Radio 4, Today, 8 February 2018
Jo Swinson MP to presenter John Humphrys: . . . and just while I have you here, John, have you apologised to Carrie Gracie for the remarks you made about her courageous stance on equal pay?
Humphrys, clearly caught on the hop, but recovering quickly: I wrote an email to Carrie Gracie immediately after that exchange, yes I did, as a matter of fact I did. And she replied. Quite what this has to do with what we’re discussing here I fail to see but there we are. That has answered your question.
What Humphrys should have said: Ms Swinson, whether or not I have apologised to Carrie Gracie is none of your business. I am not sure that someone who has in the past arrogantly charged the taxpayer the cost of cutting a key for her cleaner should now sanctimoniously be demanding public apologies from others. Nevertheless, since you ask, no, I have not apologised to Carrie, for the very simple reason that I have nothing for which to apologise.
I realise that for you any light-hearted private conversation between two men, in which one or both make jokes that do not conform to your world view, is anathema. Fortunately, holding a contrary view or expressing an irreverent opinion not pre-approved by a sub-committee of female MPs has not yet been outlawed, much as you and your fellow grievance-mongers might wish it to be.

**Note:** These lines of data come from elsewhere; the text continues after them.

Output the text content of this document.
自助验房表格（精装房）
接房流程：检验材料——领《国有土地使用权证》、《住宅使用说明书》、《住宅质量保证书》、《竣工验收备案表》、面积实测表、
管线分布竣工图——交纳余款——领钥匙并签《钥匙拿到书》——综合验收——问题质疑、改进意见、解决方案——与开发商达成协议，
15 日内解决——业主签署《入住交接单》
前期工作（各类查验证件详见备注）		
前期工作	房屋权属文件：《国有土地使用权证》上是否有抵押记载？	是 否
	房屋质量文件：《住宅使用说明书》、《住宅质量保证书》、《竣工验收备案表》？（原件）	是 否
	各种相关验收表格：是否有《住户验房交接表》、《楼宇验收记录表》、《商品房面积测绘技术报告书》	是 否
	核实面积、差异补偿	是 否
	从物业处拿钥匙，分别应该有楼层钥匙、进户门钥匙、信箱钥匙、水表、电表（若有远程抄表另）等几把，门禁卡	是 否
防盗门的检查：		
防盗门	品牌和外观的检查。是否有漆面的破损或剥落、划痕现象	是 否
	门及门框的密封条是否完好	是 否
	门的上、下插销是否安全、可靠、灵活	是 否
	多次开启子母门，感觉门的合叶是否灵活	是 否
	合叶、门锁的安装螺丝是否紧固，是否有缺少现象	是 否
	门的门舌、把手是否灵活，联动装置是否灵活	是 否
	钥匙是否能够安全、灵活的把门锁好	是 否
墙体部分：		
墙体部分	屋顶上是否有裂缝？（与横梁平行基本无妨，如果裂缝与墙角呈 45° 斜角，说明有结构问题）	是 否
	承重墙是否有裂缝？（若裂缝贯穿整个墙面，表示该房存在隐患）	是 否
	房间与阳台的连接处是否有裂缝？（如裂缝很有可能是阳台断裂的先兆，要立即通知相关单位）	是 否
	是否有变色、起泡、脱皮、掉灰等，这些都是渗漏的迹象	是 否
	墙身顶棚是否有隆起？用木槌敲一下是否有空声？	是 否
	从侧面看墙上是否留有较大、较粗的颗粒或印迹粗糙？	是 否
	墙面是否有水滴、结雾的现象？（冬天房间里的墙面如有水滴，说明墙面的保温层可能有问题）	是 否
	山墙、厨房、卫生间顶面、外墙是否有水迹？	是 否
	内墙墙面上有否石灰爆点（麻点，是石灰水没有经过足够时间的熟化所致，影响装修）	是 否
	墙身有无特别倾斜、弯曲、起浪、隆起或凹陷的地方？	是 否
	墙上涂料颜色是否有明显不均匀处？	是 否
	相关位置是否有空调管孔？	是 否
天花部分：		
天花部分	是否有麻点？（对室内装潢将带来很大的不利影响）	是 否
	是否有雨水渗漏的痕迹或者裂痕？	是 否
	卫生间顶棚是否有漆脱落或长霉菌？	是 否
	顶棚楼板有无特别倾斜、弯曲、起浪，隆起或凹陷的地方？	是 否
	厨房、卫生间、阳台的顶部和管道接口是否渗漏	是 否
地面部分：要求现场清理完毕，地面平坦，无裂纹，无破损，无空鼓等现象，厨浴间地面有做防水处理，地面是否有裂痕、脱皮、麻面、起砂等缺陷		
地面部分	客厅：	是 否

Equal pay for equal work, you say? Don’t make me laugh. Should Jon Sopel, whose reports from Washington are far more frequent than any by his Beijing counterpart, and which are on matters of much more interest and importance to most viewers and listeners, be paid significantly more than the China Editor, whether that be a man or woman? Of course he should. Do I believe a broadcaster of my ability, experience and familiarity to the public ought to earn substantially more than Carrie Gracie, whose name and face were, until her stunt over pay, virtually unrecognised? Damn right, I do. And if you and Carrie do not like those opinions, that’s tough.
Carrie Gracie knew the pay when she agreed to the job. So why, when she subsequently judged £135,000 per year to be an insult, management felt inclined to offer a further £45,000, God only knows. Away from the BBC, in environments where employers must earn their money rather than extort it from the public, any employee offered a pay increase of one-third would at least show some gratitude rather than throw a tantrum.
Tell me, Ms Swinson: in what other job, or for which other organisation, can an employee quit their role abroad and unilaterally return to work in London, surrender their seniority, relinquish their responsibility, publicly excoriate their employer and yet seemingly preserve their existing pay? It’s been a neat trick by Carrie, yet you have the temerity to describe such risk-free posturing as a ‘courageous stance’. Perhaps look instead at those women in Tehran currently casting off the hijab in protest at theocratic oppression, a matter upon which you and other professed feminists have been conspicuously silent. That, Ms Swinson, is a genuinely ‘courageous stance’ – it emphatically is not a description that applies to a hissy fit by a privileged member of the middle-class sisterhood.
And just while I have you here, Ms Swinson, I note that you have personally been in the news this past week, being hailed for your ‘bravery’ in joining the #MeToo club. I read that your newly published book Equal Power includes the claim that as a 19-year-old student at LSE you fended off an attempted rape by someone previously thought to be a ‘nice young man’.
Can I ask to why you have chosen to go public with this now? Two decades later?
Oh, I’m terribly sorry, we are right out of time for you to reply. Jo Swinson, another time maybe, thank you.